In an opening passage that will seem only too convincing to struggling freelancers, the paper's occasional correspondent in Paris tries to interest the news editor in a feature about a French delicacy consisting of a blind finch drowned in cognac, only to receive the perennial put down of "You have anything else?" The book ends with the plight of the most loyal reader who, abandoned by her husband, has had nothing to do since 1976 except to read the paper so obsessively that each issue takes her several days. Since she refuses to miss a single copy, she remains in a 1990s time-warp – and then she hits the bumpers with 24 April 1994, which is missing.
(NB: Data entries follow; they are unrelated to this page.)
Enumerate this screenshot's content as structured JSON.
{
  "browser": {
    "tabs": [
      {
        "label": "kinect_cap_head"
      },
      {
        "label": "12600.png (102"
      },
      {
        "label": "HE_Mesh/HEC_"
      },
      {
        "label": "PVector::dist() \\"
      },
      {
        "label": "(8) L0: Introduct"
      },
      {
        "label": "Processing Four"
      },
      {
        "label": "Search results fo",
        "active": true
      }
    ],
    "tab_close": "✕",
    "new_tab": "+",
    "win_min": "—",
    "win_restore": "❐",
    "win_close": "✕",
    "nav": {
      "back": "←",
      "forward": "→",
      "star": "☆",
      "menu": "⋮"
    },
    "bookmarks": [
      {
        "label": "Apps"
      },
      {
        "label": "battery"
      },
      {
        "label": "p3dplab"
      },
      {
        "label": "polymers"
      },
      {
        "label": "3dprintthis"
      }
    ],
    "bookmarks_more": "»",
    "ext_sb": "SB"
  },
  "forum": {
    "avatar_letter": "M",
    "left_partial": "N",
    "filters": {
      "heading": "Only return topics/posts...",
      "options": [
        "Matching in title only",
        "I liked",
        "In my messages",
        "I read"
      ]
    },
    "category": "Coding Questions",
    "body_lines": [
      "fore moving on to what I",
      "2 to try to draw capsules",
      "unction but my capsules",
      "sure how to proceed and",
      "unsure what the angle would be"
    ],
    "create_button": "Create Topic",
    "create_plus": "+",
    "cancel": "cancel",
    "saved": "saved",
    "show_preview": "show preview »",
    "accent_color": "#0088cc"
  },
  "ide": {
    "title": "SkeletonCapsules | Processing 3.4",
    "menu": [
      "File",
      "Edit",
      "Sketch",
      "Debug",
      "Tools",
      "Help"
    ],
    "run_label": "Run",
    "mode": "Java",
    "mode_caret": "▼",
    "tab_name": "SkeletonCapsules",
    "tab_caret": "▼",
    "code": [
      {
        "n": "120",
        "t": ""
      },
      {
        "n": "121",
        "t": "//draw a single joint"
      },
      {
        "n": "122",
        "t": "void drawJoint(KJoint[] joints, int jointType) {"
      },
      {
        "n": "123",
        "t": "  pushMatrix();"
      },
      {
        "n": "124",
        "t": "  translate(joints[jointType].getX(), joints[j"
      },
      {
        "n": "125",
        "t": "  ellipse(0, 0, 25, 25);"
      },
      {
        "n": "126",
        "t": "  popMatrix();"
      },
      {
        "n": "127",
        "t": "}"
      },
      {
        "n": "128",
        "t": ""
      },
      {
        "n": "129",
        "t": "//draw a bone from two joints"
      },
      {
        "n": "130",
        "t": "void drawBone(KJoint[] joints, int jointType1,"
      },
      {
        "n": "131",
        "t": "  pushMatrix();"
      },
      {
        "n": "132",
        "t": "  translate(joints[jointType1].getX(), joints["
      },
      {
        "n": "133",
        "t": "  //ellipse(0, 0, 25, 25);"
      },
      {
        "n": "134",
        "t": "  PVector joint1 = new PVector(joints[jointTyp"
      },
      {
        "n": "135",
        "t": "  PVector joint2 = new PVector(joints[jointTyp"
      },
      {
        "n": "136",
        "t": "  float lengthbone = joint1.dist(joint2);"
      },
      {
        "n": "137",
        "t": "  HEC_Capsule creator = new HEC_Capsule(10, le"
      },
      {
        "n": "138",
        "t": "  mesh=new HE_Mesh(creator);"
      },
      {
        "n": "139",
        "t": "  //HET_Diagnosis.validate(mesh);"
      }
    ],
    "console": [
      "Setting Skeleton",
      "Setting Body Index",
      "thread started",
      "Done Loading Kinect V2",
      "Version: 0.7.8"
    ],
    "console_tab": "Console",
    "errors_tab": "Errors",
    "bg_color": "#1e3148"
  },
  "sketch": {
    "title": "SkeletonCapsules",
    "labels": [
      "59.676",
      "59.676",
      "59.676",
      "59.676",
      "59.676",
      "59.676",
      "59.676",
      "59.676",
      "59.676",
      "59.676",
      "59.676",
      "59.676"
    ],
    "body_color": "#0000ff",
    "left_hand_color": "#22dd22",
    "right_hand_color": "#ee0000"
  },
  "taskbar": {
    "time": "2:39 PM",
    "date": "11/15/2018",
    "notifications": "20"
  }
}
The most toe-curling character is an ace bullshitter of a reporter, or possibly a mere blogger, who claims to have met Osama Bin Laden: "Back in Tora Bora. Good times". He latches on to a young, would-be journo, takes over his bed, nicks his laptop, appropriates his cash, and sleeps with the hackette he fancies.

Tom Rachman has worked as a foreign correspondent and his characters, although exaggerated, ring only too true. To avoid former colleagues who might recognise themselves, he would be best advised to stick to the novel writing. They might take a dim view of the hackette's sneering verdict that "Journalism is a bunch of dorks pretending to be alpha males."